« La Philosophie comme éducation des adultes », de Pierre Hadot
UNE RÉVOLUTION NOMMÉE HADOT
Après lui, la définition de la philosophie n’est plus la même. L’œuvre de Pierre Hadot (1922-2010) et sa diffusion ont modifié profondément notre approche. Avant, jusqu’aux années 1980, la philosophie était conçue presque exclusivement comme une affaire de théorie. Il ne s’agissait que d’une chose, disait-on, de l’Antiquité à nos jours : construire des systèmes, forger des concepts, ajuster des notions. Jeu de logique, d’abstraction, de déduction, la philosophie semblait n’entretenir que des relations lointaines avec la « vraie vie » – quotidienne, banale, humaine…

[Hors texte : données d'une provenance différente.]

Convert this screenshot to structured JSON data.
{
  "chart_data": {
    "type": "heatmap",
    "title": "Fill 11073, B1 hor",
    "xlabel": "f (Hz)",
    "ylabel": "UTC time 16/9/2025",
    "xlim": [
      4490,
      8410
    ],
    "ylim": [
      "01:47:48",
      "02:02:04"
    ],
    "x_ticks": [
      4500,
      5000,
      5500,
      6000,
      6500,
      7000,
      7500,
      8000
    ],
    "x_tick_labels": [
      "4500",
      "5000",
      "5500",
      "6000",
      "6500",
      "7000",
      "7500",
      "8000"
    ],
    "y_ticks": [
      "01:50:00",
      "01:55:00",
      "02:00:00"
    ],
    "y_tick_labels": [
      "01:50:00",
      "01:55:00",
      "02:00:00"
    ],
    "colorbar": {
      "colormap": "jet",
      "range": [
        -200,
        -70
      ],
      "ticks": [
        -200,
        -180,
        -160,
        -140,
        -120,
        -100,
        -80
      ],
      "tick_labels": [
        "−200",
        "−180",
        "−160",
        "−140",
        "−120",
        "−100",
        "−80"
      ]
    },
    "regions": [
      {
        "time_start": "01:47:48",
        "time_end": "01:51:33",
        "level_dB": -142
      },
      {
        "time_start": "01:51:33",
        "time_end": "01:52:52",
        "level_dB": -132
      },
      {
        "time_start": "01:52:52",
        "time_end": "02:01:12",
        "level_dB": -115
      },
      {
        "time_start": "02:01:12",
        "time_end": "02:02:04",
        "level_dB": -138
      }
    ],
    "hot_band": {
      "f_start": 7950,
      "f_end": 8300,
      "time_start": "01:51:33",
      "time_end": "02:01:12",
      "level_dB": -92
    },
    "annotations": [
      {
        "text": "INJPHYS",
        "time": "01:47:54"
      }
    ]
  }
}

La révolution opérée par Pierre Hadot a consisté à retisser les liens étroits de la philosophie avec la vie heure par heure, les manières de vivre et la transformation de soi. Car l’essentiel du travail, a-t-il rappelé, n’est pas de bâtir des théories mais bien des personnes humaines. Le métier du philosophe ne consiste donc pas à polir des discours mais à sculpter des existences, et d’abord la sienne. Les travaux intellectuels ont toujours une dimension pratique. Parce que la seule question qui vaille, pour un philosophe aussi bien que pour n’importe qui, est simplement : « Comment vivre ? »
Ce profond changement d’axe est une révolution au sens ancien du terme, un retour à la démarche première des penseurs d’autrefois. Platon, Aristote, Diogène, Marc-Aurèle, Sénèque et tous les maîtres d’Athènes ou de Rome ne forgeaient de théories que pour aider à guider l’existence, et ne rédigeaient de discours que pour la transformer. Nous avions donc tort de lire leurs systèmes comme des fins en soi, alors que ce sont des moyens pour vivre autrement. Voilà, réduit à l’essentiel, l’immense bouleversement inauguré par cet homme infiniment modeste, d’une érudition vertigineuse comme d’une limpidité parfaite, et dont aucun texte ne laisse indifférent.
Indications précieuses
C’est pourquoi on lira, avec joie et profit, les vingt-cinq études rassemblées sous le titre La Philosophie comme éducation des adultes – expression empruntée au philosophe américain Stanley Cavell (1926-2018). On trouve dans ce recueil d’articles et entretiens de Pierre Hadot quantité d’indications précieuses sur son itinéraire, ses lectures, ses émerveillements, et l’essentiel de ses thèmes de prédilection, de Plotin à Nietzsche, des stoïciens à Goethe, mais aussi certaines de ses découvertes. Par exemple Wittgenstein, qu’il fut l’un des premiers à lire et à commenter en France, ou encore le moine zen Dogen, chez qui il discerne de troublantes proximités avec les chercheurs de sagesse d’Occident.
En fin de compte, le choix se fait toujours entre deux versants de la philosophie. D’un côté « l’école » – pensée scolaire, rhétorique qui tourne à vide, « sophistique obscure et prétentieuse ». Elle peut se révéler utile pour progresser dans des carrières mortifères et récolter des honneurs vains, mais elle demeure inefficace, absolument, pour changer son existence. De l’autre côté, « le monde », la pensée cosmique, où il ne s’agit plus d’être abscons mais thérapeute.
Cette autre dimension de la philosophie n’est pas figée. Elle connaît tâtonnements continus et tentatives perpétuelles. Mais elle consiste, de façon constante, à se considérer soi-même du dehors, autant que faire se peut, à se voir comme éternel débutant plutôt que maître accompli, à s’efforcer de vivre plutôt que de discourir. Ces évidences qui traversent les siècles avaient connu une forte éclipse. Pierre Hadot leur a redonné présence, éclat, avenir. Pareille révolution n’est pas achevée.